Um caso de violência doméstica registrado em Quixeramobim, no Sertão Central do Ceará, ganhou repercussão após uma criança de apenas seis anos intervir para proteger a mãe durante uma discussão entre o casal. Segundo as informações apuradas, o menino teria atingido o pai com uma faca de mesa ao presenciar as agressões.
O episódio ocorreu na Rua Jorge Borges, no bairro Maravilha. Conforme o procedimento policial, a família participava de um encontro com parentes, onde havia consumo de bebidas alcoólicas, quando uma discussão entre o casal evoluiu para agressões físicas.
A mulher, de 35 anos, informou à polícia que foi agredida pelo companheiro, de 21 anos. Em seu relato, ela afirmou que o filho presenciou o momento em que o pai a enforcava e, tentando impedir a agressão, pegou uma pequena faca de mesa e golpeou o homem.
Ainda de acordo com a vítima, após o ocorrido, o suspeito passou a ameaçá-la de morte.
Ao prestar depoimento ao delegado de plantão, o homem negou ter agredido ou ameaçado a companheira. Segundo sua versão, ele apenas tentava conter a mulher durante a discussão e acabou sendo ferido pela criança.
O caso foi apresentado ao Poder Judiciário durante audiência de custódia. O Ministério Público se manifestou favoravelmente à concessão de liberdade provisória ao investigado, desde que fossem aplicadas medidas cautelares e medidas protetivas de urgência em favor da vítima.
Ao analisar o processo, o juiz Maycon Robert Moraes Tomé, do 3º Núcleo de Custódia, entendeu que, embora os fatos sejam graves e revelem elevada reprovabilidade, naquele momento não estavam preenchidos todos os requisitos legais necessários para decretar a prisão preventiva.
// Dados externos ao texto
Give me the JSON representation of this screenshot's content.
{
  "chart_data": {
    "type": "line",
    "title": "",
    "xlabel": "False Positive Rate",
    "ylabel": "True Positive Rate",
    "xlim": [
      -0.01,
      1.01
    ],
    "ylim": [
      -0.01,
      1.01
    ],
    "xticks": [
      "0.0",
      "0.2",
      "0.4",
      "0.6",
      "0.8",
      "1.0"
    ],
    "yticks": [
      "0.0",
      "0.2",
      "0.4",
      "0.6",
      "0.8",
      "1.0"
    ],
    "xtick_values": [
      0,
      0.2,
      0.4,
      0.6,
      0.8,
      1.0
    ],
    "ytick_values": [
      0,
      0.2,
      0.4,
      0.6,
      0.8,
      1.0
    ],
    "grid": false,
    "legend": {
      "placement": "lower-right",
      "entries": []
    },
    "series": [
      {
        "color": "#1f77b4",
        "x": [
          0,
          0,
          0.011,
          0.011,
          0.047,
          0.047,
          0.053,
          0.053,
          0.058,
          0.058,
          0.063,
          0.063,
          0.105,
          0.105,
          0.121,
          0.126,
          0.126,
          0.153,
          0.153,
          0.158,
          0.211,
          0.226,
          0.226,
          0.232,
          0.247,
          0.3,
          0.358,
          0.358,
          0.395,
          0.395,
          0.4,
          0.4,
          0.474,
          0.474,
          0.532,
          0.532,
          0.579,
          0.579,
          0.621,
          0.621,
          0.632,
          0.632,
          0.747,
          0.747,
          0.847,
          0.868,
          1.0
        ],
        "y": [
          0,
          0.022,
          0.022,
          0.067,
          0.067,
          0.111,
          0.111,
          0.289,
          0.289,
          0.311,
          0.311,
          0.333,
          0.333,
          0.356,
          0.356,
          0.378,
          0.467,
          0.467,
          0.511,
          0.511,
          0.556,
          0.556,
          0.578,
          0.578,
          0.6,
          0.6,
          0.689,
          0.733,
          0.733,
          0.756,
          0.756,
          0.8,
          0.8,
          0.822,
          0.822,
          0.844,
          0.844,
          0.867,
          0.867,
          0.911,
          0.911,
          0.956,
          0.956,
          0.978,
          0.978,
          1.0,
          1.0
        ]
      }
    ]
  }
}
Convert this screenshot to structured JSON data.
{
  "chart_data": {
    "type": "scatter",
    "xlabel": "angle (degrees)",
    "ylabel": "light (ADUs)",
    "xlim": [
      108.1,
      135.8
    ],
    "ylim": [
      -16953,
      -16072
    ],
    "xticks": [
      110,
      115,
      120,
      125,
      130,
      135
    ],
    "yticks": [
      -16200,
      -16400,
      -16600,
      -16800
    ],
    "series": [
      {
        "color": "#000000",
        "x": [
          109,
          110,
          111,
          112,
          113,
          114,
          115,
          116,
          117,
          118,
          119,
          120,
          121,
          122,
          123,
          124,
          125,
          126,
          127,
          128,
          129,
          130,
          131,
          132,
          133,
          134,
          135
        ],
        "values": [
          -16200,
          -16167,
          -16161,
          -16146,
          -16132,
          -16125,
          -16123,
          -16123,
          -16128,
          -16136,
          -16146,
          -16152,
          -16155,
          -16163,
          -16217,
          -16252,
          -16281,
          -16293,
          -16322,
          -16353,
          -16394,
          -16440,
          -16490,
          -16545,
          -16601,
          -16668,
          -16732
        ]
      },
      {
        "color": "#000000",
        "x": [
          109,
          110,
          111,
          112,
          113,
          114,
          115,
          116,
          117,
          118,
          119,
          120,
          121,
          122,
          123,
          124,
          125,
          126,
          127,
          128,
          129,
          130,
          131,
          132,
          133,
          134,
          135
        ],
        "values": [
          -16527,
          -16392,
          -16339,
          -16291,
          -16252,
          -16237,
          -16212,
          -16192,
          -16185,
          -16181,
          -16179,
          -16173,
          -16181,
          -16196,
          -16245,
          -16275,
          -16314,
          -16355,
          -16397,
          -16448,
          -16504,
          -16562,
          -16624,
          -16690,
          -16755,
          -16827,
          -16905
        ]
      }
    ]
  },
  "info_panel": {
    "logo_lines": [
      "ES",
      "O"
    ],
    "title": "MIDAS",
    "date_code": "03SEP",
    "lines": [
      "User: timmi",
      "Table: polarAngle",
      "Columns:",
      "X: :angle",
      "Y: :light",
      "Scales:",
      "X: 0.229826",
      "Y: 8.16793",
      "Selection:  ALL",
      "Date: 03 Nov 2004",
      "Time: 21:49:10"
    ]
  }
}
Como medidas cautelares, a Justiça determinou o afastamento do investigado da residência, proibiu qualquer contato com a vítima por telefone, mensagens ou redes sociais, estabeleceu distância mínima de 300 metros entre ambos e determinou o uso de tornozeleira eletrônica.
O caso também chama atenção para os impactos da violência doméstica sobre crianças e adolescentes. Especialistas alertam que a exposição contínua a situações de agressão dentro do ambiente familiar pode provocar graves consequências emocionais e psicológicas, além de levar menores a agir de forma impulsiva em momentos de extremo perigo.
As circunstâncias do episódio seguem sendo investigadas pelas autoridades, que irão apurar todos os detalhes do caso e a eventual responsabilização do investigado.